Une autre métaphore est employée par Blasco Ibañez, lorsque Gallardo est décrit habillé et fendant la foule pour se rendre vers la calèche qui doit le mener aux arènes. L’auteur exprime que habillé de la sorte, le torero est un autre homme, un homme nouveau. Cela fait songer à ce qui est exprimé à propos de l’homme nouveau qu’est le franc-maçon nouvellement initié, porteur des attributs symboliques que sont le tablier et les gants. Ici aussi cette allusion est présentée au début du récit, comme si cette première scène de l’habillage de Juan Gallardo, permettait au lecteur d’assister à son initiation tauromachique afin de poursuivre l’histoire du torero.

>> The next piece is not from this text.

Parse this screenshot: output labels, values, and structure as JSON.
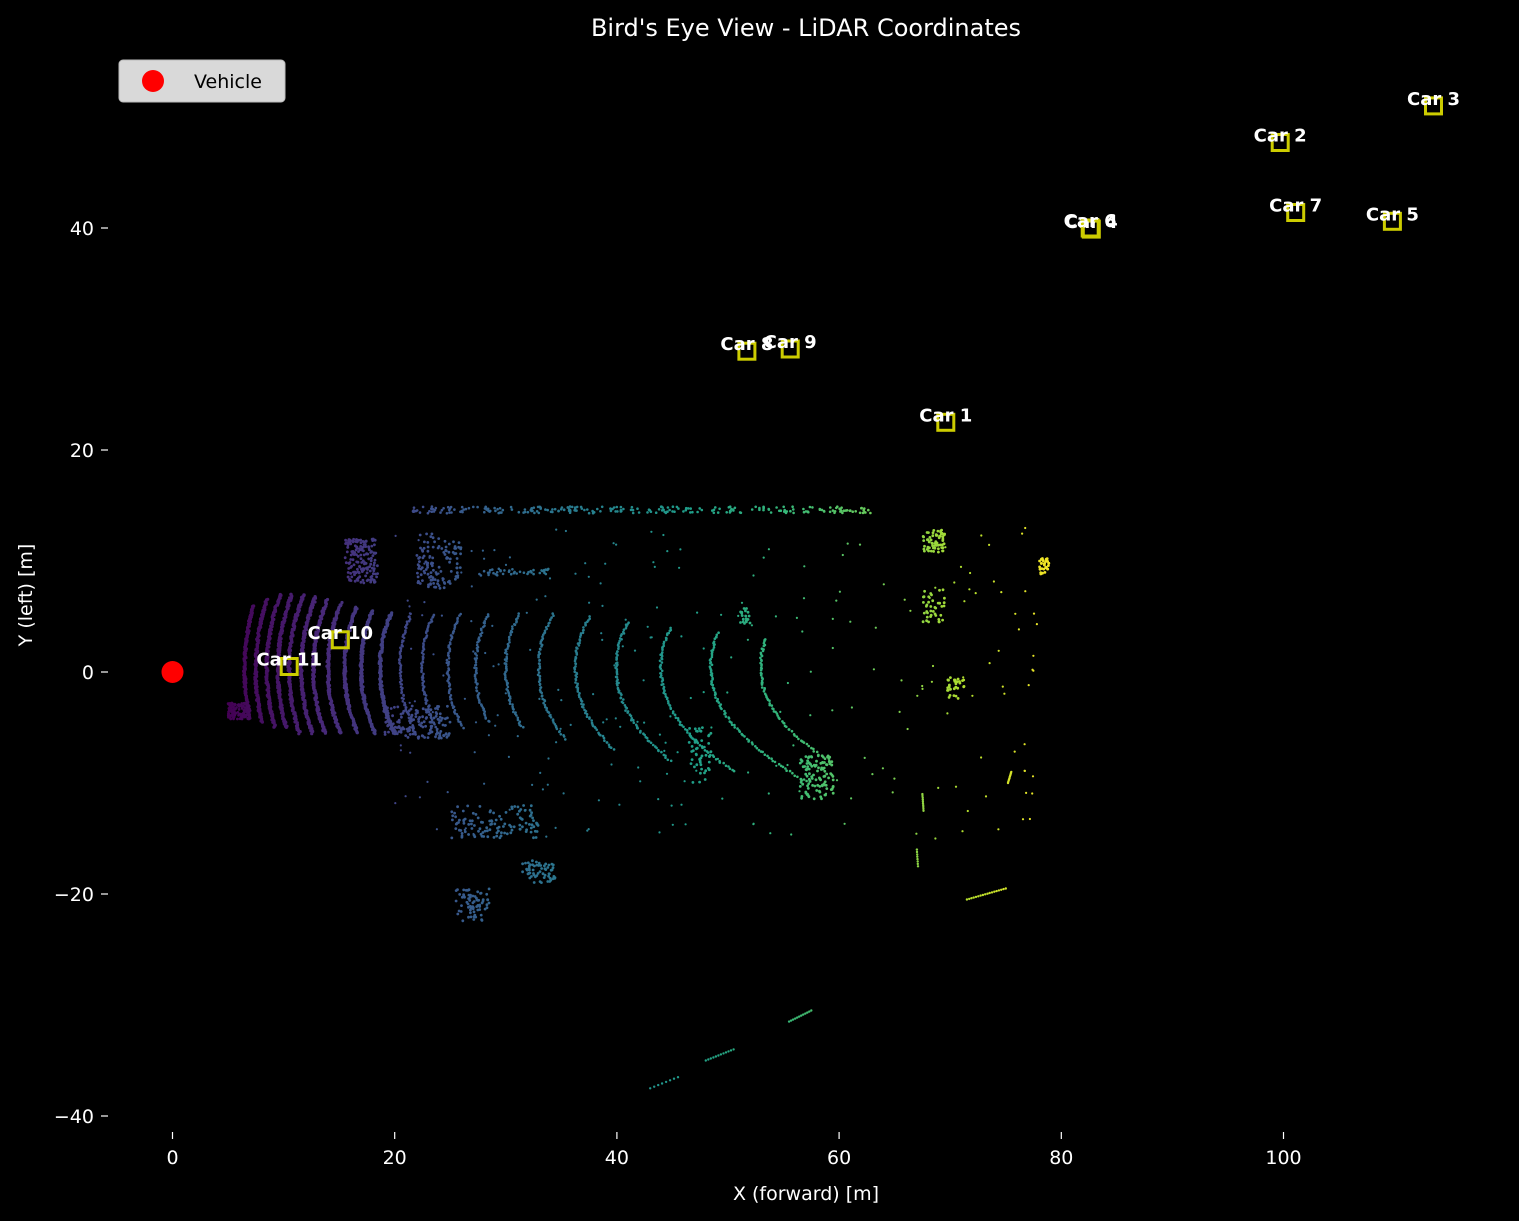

Les premières pages du livre nous invitent à faire connaissance avec des personnages qui ne sont pas anodins, puisque ils occupent des places importantes dans la société mais aussi dans la vie du torero. Ces fonctions, et pas des moindres, que l’on retrouve dans la conception d’une loge maçonnique. Ensuite viennent les allusions aux voyages symboliques, ainsi que l’apparition d’un homme nouveau après l’habillage. Pour qui prête un peu attention aux pensées pouvant être exprimées en filigrane dans un texte, il est à espérer que la poursuite de la lecture de ce classique de la littérature, offre encore quelques matières à juxtaposer avec la passion des toros.

(A suivre)…



*« Le drapeau noir, l’équerre et le compas » de Léo Campion, Éditions Alternatives Libertaires, 2004. Réimpression sous forme de brochure de l’édition de 1997 éditée par la Maison de la Solidarité et de la Fraternité et les éditions Alternatives Libertaires, tirage aujourd’hui épuisé. La première édition date de 1969, sous le titre « Les anarchistes dans la franc-maçonnerie ou Les Maillons Libertaires de la Chaîne d’Union » aux éditions Culture et Liberté. En 1978, ce livre fût publié pour tout public sous le titre qu’on lui connaît, aux éditions Goutal-Darly.